Busted! Cambodia cracks down on suggestive Facebook sellers
Cambodian women’s rights groups are slamming a crackdown on well endowed women who wear “provocative clothing” while selling goods live on Facebook, calling the crackdown dangerous and baseless. Seven groups point out that the women are breaching no law.
“There is no evidence-based research that affirms that women’s clothing choice is the root cause of degradation of social morality.”
Cambodian PM Hun Sen says low cut tops are “an affront to Cambodian culture.” He has ordered authorities to track down and warn vendors who wear them while selling items like clothes and cosmetics, a popular trend in the conservative country.
“Go to their places and order them to stop live-streaming until they change to proper clothes. This is a violation of our culture and tradition.”
The PM says such behavior encourages sexual abuse and violence against women.

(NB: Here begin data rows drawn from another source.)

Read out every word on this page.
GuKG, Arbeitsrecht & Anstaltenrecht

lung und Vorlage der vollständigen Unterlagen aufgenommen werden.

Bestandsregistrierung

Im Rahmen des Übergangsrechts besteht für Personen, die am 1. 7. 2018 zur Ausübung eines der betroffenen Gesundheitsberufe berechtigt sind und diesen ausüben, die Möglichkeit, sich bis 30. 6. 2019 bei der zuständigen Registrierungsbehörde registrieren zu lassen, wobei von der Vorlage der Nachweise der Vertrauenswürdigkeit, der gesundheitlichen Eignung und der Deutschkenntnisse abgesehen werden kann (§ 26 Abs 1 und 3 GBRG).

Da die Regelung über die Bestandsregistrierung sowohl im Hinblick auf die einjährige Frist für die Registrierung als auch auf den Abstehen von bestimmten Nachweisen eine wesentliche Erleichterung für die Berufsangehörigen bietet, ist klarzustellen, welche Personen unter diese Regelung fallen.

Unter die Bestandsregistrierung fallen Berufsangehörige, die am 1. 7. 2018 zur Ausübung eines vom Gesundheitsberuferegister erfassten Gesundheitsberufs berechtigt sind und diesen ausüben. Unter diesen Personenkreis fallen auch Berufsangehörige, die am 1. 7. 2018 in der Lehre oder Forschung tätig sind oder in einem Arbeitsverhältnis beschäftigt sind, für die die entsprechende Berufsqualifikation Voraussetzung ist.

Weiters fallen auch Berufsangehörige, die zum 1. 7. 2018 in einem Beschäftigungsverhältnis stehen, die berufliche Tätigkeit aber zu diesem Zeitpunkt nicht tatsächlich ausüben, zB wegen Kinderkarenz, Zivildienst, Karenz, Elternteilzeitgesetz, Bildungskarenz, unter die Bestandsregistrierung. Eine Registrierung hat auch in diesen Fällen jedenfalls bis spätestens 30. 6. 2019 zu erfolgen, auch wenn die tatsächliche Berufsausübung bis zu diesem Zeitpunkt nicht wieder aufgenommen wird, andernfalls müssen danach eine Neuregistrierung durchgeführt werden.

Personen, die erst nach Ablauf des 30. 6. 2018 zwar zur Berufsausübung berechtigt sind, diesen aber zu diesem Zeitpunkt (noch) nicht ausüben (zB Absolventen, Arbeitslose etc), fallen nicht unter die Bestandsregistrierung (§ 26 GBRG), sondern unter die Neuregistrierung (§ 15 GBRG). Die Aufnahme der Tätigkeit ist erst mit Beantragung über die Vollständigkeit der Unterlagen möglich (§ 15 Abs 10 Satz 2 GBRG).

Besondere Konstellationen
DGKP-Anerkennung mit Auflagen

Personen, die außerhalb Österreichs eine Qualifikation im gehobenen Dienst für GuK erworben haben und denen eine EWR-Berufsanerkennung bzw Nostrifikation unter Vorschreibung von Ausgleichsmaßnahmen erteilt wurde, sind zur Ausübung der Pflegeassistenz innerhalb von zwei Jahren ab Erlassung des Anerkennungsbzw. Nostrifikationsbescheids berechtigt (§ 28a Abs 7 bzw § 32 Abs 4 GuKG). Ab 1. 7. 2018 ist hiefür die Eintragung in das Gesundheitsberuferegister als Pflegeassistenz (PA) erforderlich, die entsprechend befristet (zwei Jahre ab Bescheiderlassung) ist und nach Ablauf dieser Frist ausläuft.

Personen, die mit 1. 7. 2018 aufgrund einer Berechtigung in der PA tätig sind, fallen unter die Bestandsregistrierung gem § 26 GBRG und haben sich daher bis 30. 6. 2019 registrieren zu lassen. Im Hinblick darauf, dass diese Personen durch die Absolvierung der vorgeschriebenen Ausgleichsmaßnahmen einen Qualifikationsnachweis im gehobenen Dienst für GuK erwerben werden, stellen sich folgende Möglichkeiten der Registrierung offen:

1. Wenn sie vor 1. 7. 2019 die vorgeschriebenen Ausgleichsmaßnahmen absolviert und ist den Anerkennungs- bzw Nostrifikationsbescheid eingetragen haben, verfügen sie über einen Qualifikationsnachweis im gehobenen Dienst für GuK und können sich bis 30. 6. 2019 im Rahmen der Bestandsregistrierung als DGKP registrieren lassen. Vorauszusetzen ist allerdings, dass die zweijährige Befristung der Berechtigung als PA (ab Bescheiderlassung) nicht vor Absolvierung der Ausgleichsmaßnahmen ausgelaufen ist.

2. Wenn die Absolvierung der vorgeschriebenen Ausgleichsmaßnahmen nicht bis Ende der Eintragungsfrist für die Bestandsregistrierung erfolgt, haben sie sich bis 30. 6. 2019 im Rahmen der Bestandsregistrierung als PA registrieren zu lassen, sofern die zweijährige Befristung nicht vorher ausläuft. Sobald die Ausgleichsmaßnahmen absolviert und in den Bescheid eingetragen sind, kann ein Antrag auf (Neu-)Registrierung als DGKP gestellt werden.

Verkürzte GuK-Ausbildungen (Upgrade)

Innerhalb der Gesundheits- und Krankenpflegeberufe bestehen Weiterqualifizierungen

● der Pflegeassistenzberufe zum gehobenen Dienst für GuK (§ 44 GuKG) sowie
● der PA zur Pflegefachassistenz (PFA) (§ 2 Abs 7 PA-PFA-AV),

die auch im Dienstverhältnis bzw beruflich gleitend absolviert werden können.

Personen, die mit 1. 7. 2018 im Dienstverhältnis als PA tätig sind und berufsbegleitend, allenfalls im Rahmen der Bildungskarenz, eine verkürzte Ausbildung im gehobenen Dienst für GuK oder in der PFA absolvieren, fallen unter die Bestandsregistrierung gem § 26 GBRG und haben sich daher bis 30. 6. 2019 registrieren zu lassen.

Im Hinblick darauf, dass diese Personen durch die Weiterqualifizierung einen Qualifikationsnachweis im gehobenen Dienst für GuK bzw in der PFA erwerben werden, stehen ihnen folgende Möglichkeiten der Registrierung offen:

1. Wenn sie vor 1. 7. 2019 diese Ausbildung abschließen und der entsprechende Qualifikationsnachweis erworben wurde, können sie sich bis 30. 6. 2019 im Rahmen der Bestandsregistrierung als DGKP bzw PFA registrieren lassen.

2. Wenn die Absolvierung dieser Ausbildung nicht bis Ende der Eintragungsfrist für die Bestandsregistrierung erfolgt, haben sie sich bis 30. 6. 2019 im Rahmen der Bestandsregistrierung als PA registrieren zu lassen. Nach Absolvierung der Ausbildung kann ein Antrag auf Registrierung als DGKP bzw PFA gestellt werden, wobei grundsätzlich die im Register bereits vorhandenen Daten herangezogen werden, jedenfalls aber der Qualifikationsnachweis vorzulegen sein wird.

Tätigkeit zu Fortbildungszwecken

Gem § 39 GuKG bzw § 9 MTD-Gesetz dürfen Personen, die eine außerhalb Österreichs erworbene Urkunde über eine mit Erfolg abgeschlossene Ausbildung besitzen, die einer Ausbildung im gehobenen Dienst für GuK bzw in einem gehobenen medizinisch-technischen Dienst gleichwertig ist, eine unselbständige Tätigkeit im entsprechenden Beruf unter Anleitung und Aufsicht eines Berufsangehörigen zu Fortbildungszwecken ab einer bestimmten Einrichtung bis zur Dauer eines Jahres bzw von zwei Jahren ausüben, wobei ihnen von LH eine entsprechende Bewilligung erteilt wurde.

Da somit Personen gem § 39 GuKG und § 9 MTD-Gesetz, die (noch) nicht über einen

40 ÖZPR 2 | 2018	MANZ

Although Cambodia’s young population is increasingly educated, many still expect women to be submissive and compliant, a legacy of “Chbab Srey,” an oppressive code of conduct for women in the form of a poem, which remained on primary school curricula until 2007.
Cambodia’s national police posted a video to Facebook on Wednesday in which a Cambodian woman makes a public apology for sullying the “tradition and honour of Cambodian women” by wearing “extremely short and sexy clothes” in her online sales pitches. Cambodia’s Interior ministry confirmed on Wednesday that authorities were “taking action ”in line with the PM’s orders.

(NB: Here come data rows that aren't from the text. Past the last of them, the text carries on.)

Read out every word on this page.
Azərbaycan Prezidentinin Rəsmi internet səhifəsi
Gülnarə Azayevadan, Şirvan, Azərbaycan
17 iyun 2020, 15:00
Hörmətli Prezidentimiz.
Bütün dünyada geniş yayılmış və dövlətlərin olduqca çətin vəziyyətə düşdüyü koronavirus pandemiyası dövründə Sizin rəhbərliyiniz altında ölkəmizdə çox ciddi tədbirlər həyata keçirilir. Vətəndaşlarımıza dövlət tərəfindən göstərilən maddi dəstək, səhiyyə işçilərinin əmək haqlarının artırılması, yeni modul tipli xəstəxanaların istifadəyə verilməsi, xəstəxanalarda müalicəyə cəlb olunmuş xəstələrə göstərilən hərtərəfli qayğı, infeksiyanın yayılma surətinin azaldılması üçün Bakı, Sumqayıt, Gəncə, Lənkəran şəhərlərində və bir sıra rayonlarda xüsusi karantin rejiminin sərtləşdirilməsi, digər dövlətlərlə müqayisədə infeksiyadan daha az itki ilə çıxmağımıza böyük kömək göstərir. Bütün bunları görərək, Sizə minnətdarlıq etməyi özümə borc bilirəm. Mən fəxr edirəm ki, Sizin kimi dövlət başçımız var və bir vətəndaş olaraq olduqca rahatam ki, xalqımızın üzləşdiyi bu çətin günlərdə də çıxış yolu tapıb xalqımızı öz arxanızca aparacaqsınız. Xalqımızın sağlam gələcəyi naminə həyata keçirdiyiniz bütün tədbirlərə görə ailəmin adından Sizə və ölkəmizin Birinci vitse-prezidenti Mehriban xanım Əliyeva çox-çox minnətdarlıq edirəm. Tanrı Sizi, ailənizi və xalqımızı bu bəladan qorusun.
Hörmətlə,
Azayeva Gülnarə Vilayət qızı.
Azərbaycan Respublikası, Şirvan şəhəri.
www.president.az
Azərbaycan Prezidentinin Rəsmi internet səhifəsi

Amnesty International’s regional director Nicholas Bequelin calls the PM’s comments a “dangerous instance of victim blaming”.

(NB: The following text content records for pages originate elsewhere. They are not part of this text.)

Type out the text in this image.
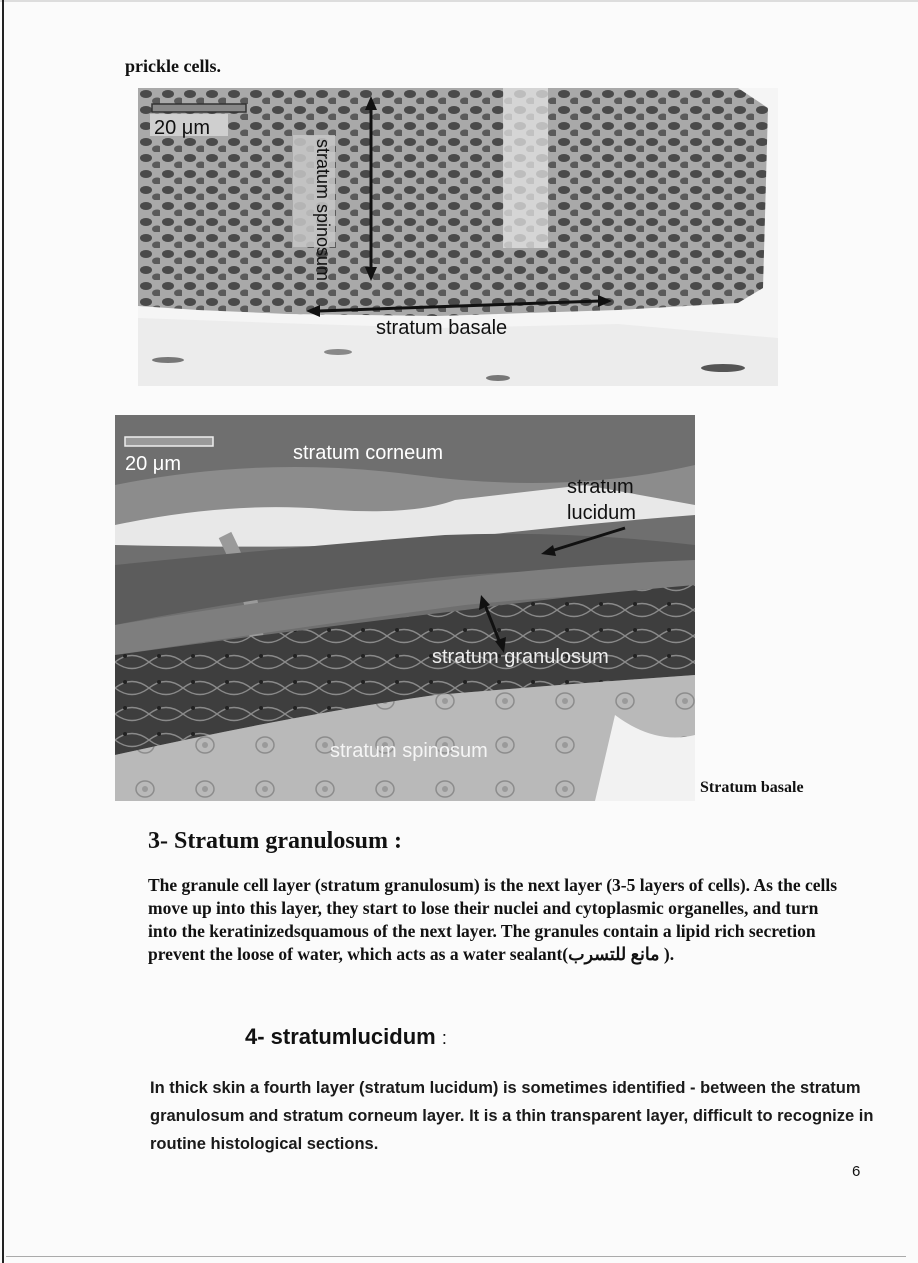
prickle cells.
20 μm
stratum spinosum
stratum basale
20 μm	stratum corneum
stratum
lucidum
stratum granulosum
stratum spinosum
Stratum basale
3- Stratum granulosum :
The granule cell layer (stratum granulosum) is the next layer (3-5 layers of cells). As the cells move up into this layer, they start to lose their nuclei and cytoplasmic organelles, and turn into the keratinizedsquamous of the next layer. The granules contain a lipid rich secretion prevent the loose of water, which acts as a water sealant(مانع للتسرب ).
4- stratumlucidum :
In thick skin a fourth layer (stratum lucidum) is sometimes identified - between the stratum granulosum and stratum corneum layer. It is a thin transparent layer, difficult to recognize in routine histological sections.
6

“This rhetoric only serves to perpetuate violence against women. It also stigmatizes survivors of gender-based violence.”
In a 2013 United Nations survey, one in five Cambodian men said they had raped a woman.
Ros Sopheap, head of the charity Gender and Development for Cambodia, says the government should examine the reasons women sell goods online, not dictate what they wear.
“They always talk about culture, culture, culture. What about jobs? What about education? These things are broken in Cambodia. And what about people’s right to make a living?”